The nutritional situation in North Korea remains fragile in spite of the country’s efforts to redress chronic food problems, United Nations food agencies said today in their latest comprehensive food assessment report.

“Given the scale of the problem and its root causes, future food supply prospects are almost entirely contingent on international food and rehabilitation assistance, economic growth and the ability of the country to integrate itself into the global economy,” the Food and Agriculture Organization (FAO) and World Food Programme (WFP) said in a report on their recent joint mission to North Korea.

“Failing these requisites, food availability and health and nutritional standards will continue to fall markedly,”

Living standards in North Korea have significantly declined in the last four years as the availability of food per person has shrunk, while serious health problems have increased because resources, drugs and essential supplies are unavailable. A vicious circle of poor nutrition compounding poor health and vice versa has become deeply entrenched, the report said.

“Widespread starvation has only been averted by concerted national efforts and the unprecedented volume of humanitarian food assistance provided by the international community,” according to the report.

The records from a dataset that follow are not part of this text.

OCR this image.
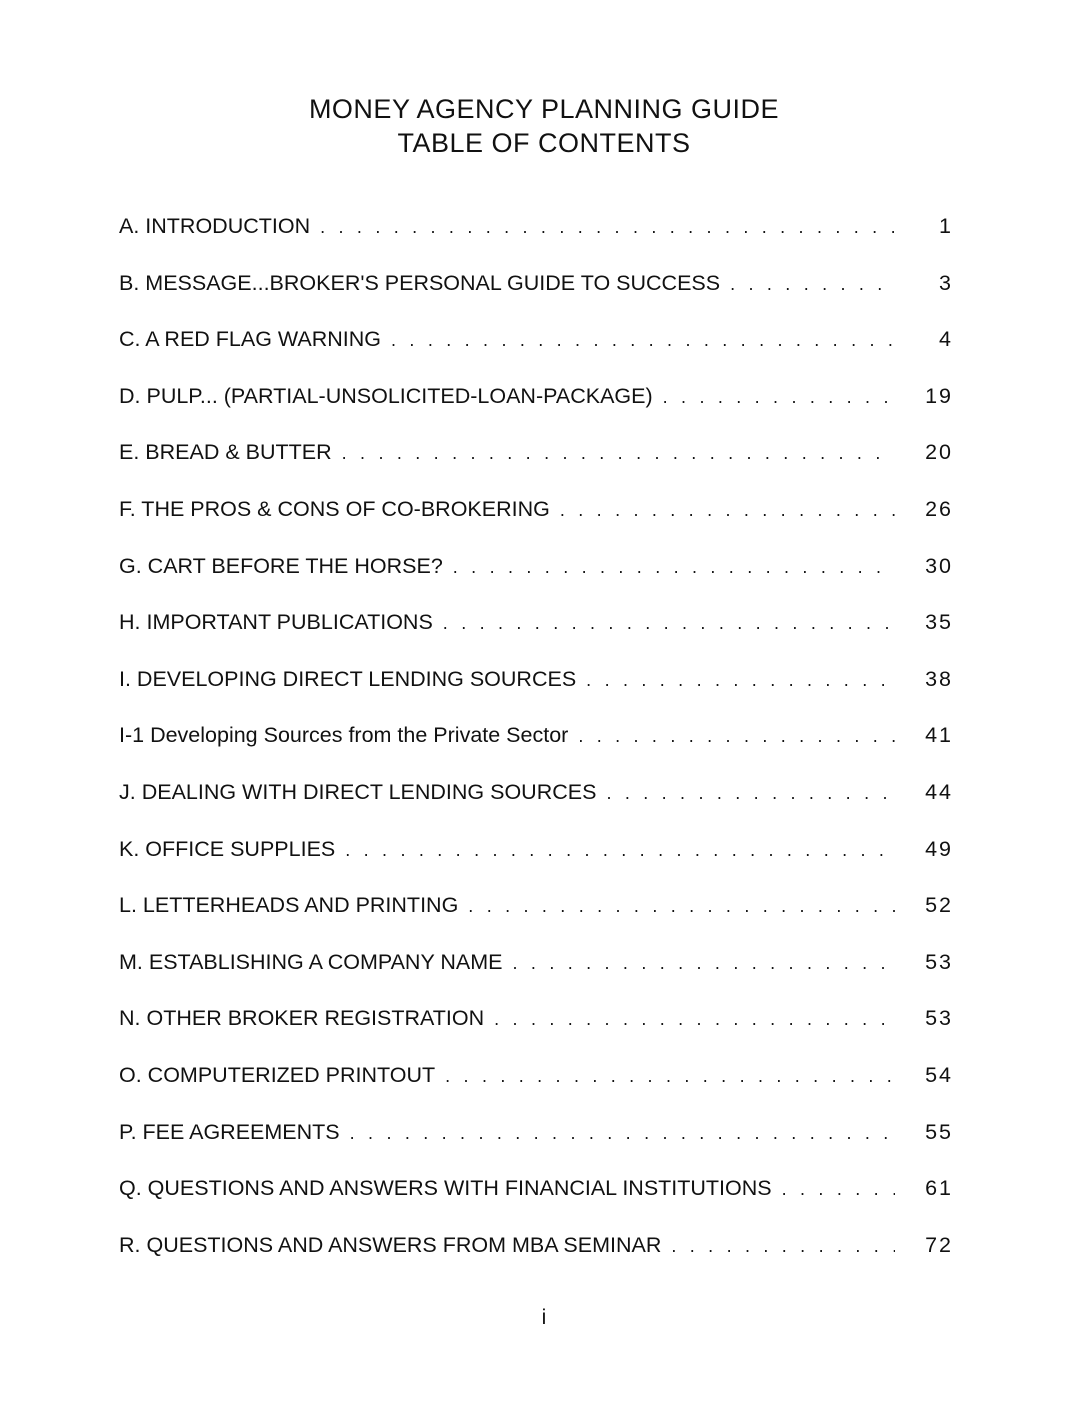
MONEY AGENCY PLANNING GUIDE
TABLE OF CONTENTS
A. INTRODUCTION . . .	1
B. MESSAGE...BROKER'S PERSONAL GUIDE TO SUCCESS . . .	3
C. A RED FLAG WARNING . . .	4
D. PULP... (PARTIAL-UNSOLICITED-LOAN-PACKAGE) . . .	19
E. BREAD & BUTTER . . .	20
F. THE PROS & CONS OF CO-BROKERING . . .	26
G. CART BEFORE THE HORSE? . . .	30
H. IMPORTANT PUBLICATIONS . . .	35
I. DEVELOPING DIRECT LENDING SOURCES . . .	38
I-1 Developing Sources from the Private Sector . . .	41
J. DEALING WITH DIRECT LENDING SOURCES . . .	44
K. OFFICE SUPPLIES . . .	49
L. LETTERHEADS AND PRINTING . . .	52
M. ESTABLISHING A COMPANY NAME . . .	53
N. OTHER BROKER REGISTRATION . . .	53
O. COMPUTERIZED PRINTOUT . . .	54
P. FEE AGREEMENTS . . .	55
Q. QUESTIONS AND ANSWERS WITH FINANCIAL INSTITUTIONS . . .	61
R. QUESTIONS AND ANSWERS FROM MBA SEMINAR . . .	72
i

The mission, which visited North Korea 9-19 October, said the food supply situation “will remain precarious over the next 12 months despite some improvement in rice production this year, due principally to increased fertiliser use, adequate irrigation supplies and the absence of serious pest and disease attacks.”

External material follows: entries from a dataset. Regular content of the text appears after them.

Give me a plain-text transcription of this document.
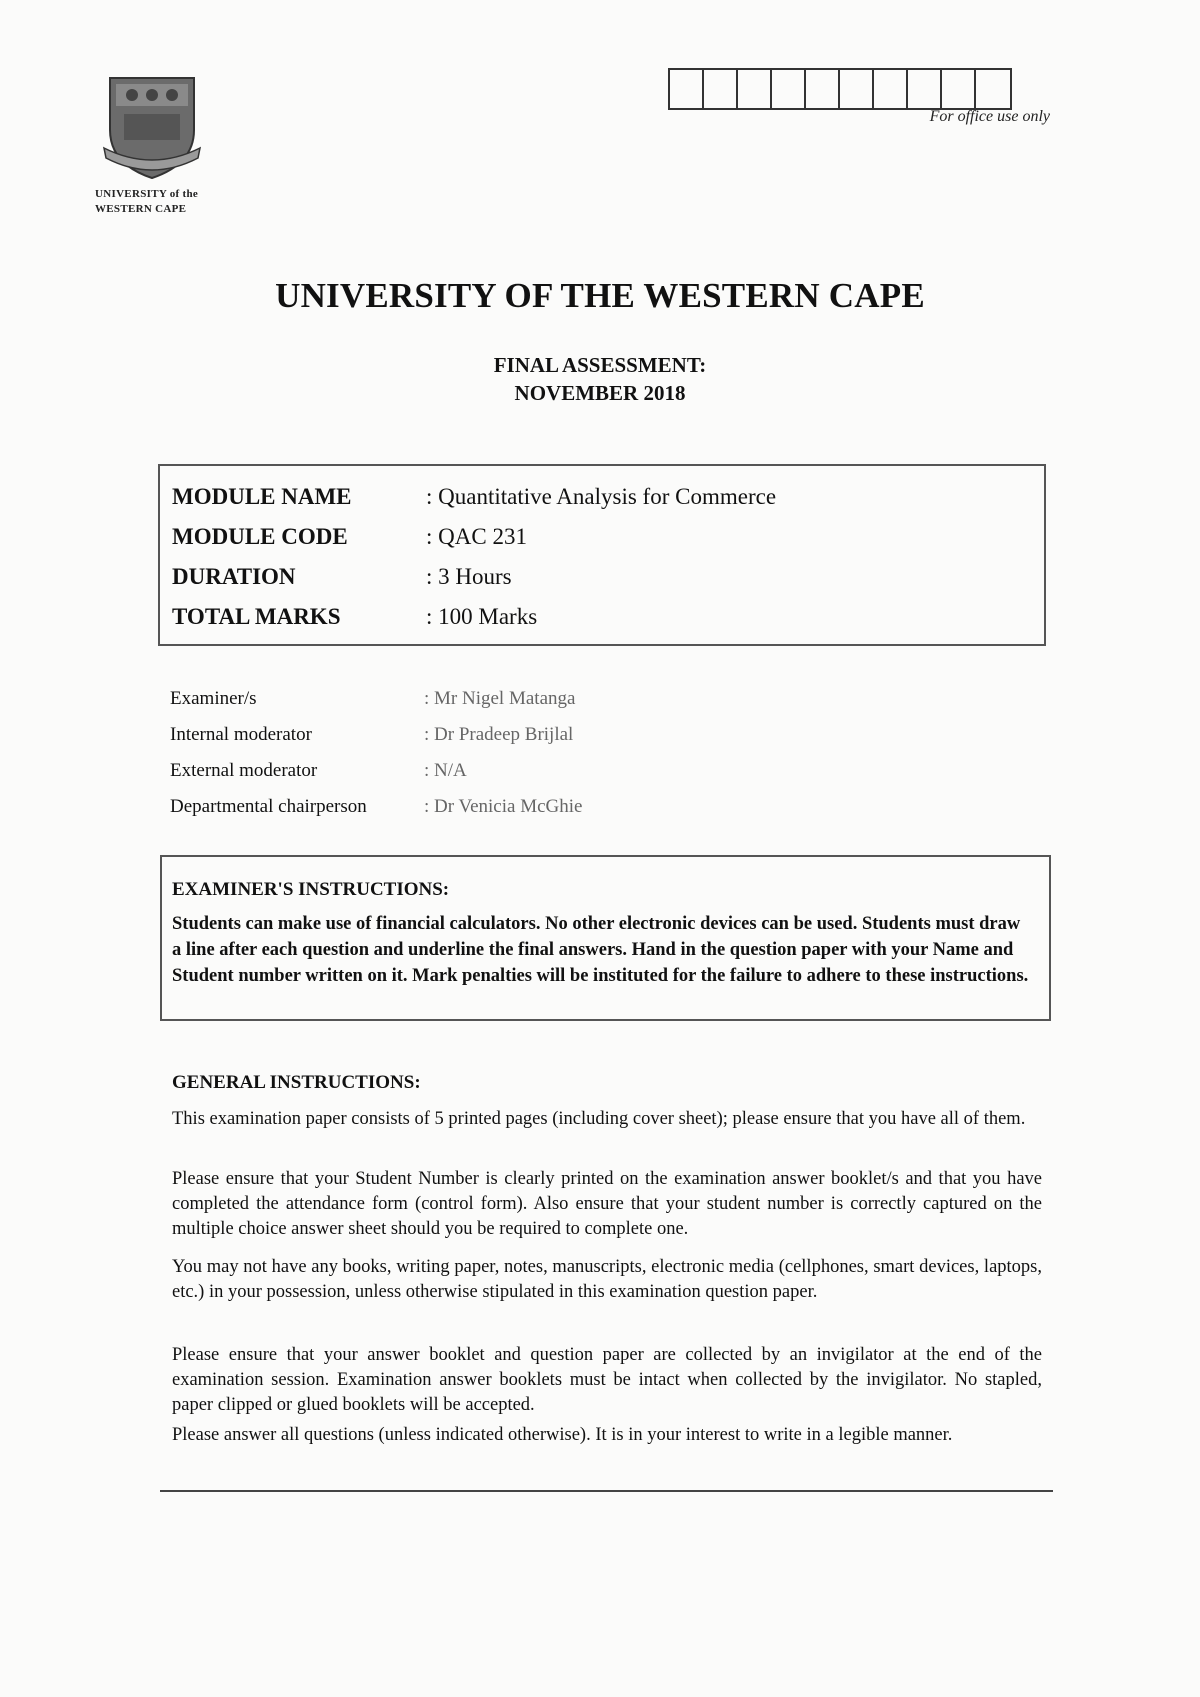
UNIVERSITY of the
WESTERN CAPE
For office use only
UNIVERSITY OF THE WESTERN CAPE
FINAL ASSESSMENT:
NOVEMBER 2018
MODULE NAME	: Quantitative Analysis for Commerce
MODULE CODE	: QAC 231
DURATION	: 3 Hours
TOTAL MARKS	: 100 Marks
Examiner/s	: Mr Nigel Matanga
Internal moderator	: Dr Pradeep Brijlal
External moderator	: N/A
Departmental chairperson	: Dr Venicia McGhie
EXAMINER'S INSTRUCTIONS:
Students can make use of financial calculators. No other electronic devices can be used. Students must draw a line after each question and underline the final answers. Hand in the question paper with your Name and Student number written on it. Mark penalties will be instituted for the failure to adhere to these instructions.
GENERAL INSTRUCTIONS:
This examination paper consists of 5 printed pages (including cover sheet); please ensure that you have all of them.
Please ensure that your Student Number is clearly printed on the examination answer booklet/s and that you have completed the attendance form (control form). Also ensure that your student number is correctly captured on the multiple choice answer sheet should you be required to complete one.
You may not have any books, writing paper, notes, manuscripts, electronic media (cellphones, smart devices, laptops, etc.) in your possession, unless otherwise stipulated in this examination question paper.
Please ensure that your answer booklet and question paper are collected by an invigilator at the end of the examination session. Examination answer booklets must be intact when collected by the invigilator. No stapled, paper clipped or glued booklets will be accepted.
Please answer all questions (unless indicated otherwise). It is in your interest to write in a legible manner.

However, the report cautioned, the gains in rice production were more than offset by the reduction in maize output as the area cultivated fell sharply.

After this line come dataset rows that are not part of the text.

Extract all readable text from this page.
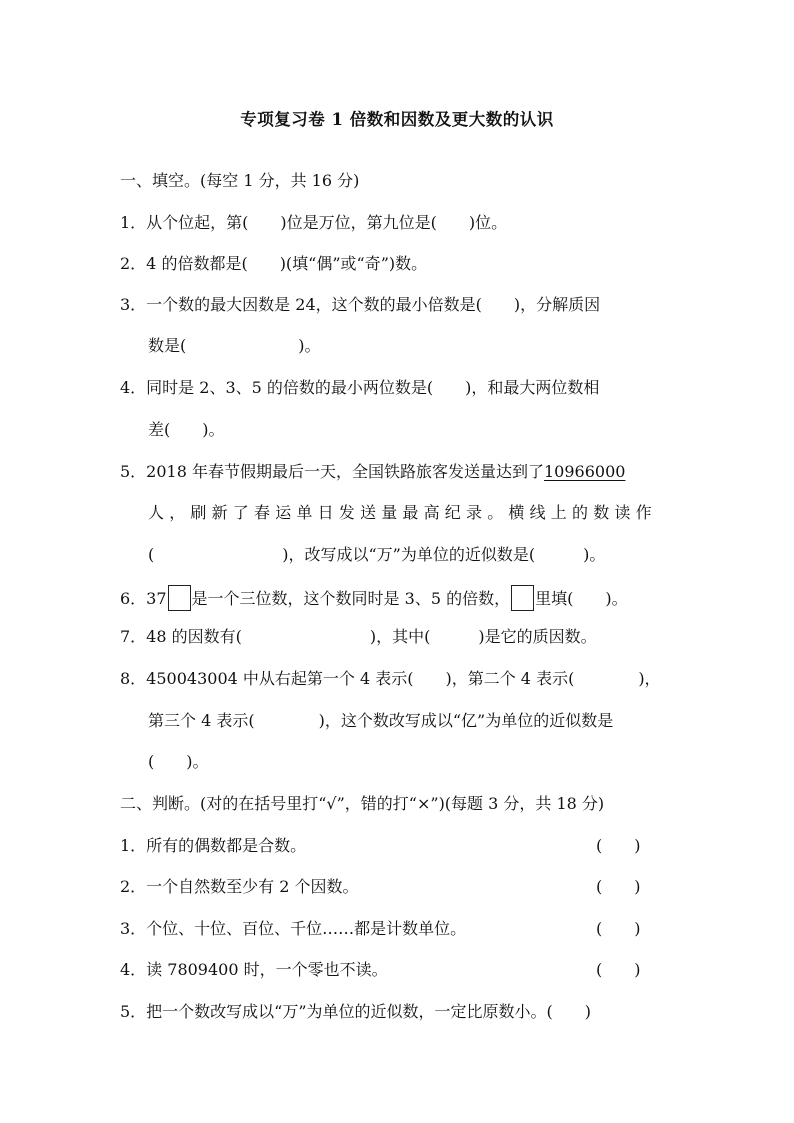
专项复习卷 1 倍数和因数及更大数的认识
一、填空。(每空 1 分，共 16 分)
1．从个位起，第(　　)位是万位，第九位是(　　)位。
2．4 的倍数都是(　　)(填“偶”或“奇”)数。
3．一个数的最大因数是 24，这个数的最小倍数是(　　)，分解质因
数是(　　　　　　　)。
4．同时是 2、3、5 的倍数的最小两位数是(　　)，和最大两位数相
差(　　)。
5．2018 年春节假期最后一天，全国铁路旅客发送量达到了10966000
人，刷新了春运单日发送量最高纪录。横线上的数读作
(　　　　　　　　)，改写成以“万”为单位的近似数是(　　　)。
6．37 是一个三位数，这个数同时是 3、5 的倍数， 里填(　　)。
7．48 的因数有(　　　　　　　　)，其中(　　　)是它的质因数。
8．450043004 中从右起第一个 4 表示(　　)，第二个 4 表示(　　　　)，
第三个 4 表示(　　　　)，这个数改写成以“亿”为单位的近似数是
(　　)。
二、判断。(对的在括号里打“√”，错的打“×”)(每题 3 分，共 18 分)
1．所有的偶数都是合数。	(　　)
2．一个自然数至少有 2 个因数。	(　　)
3．个位、十位、百位、千位……都是计数单位。	(　　)
4．读 7809400 时，一个零也不读。	(　　)
5．把一个数改写成以“万”为单位的近似数，一定比原数小。(　　)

Based on population figures provided by North Korea’s government, grain demand for food and other uses for 1999/2000 is said to be 4.76 million tonnes. This leaves a deficit of about 1.29 million tonnes, of which the government is expected to import 300,000 tonnes commercially. A further 370,000 tonnes is covered by food aid imports in the pipeline, leaving 623,000 tonnes of grain that will need to come through assistance programmes. The food deficit has not significantly changed since the last year’s FAO/WFP crop and food supply assessment mission to North Korea.

According to the FAO/WFP report, there are signs that economic sanctions on North Korea by leading industrialized countries may be further relaxed, which could lead to recovery in the economy and rehabilitation in agriculture. “This inevitably will have a significant and positive impact on sustainable food security.”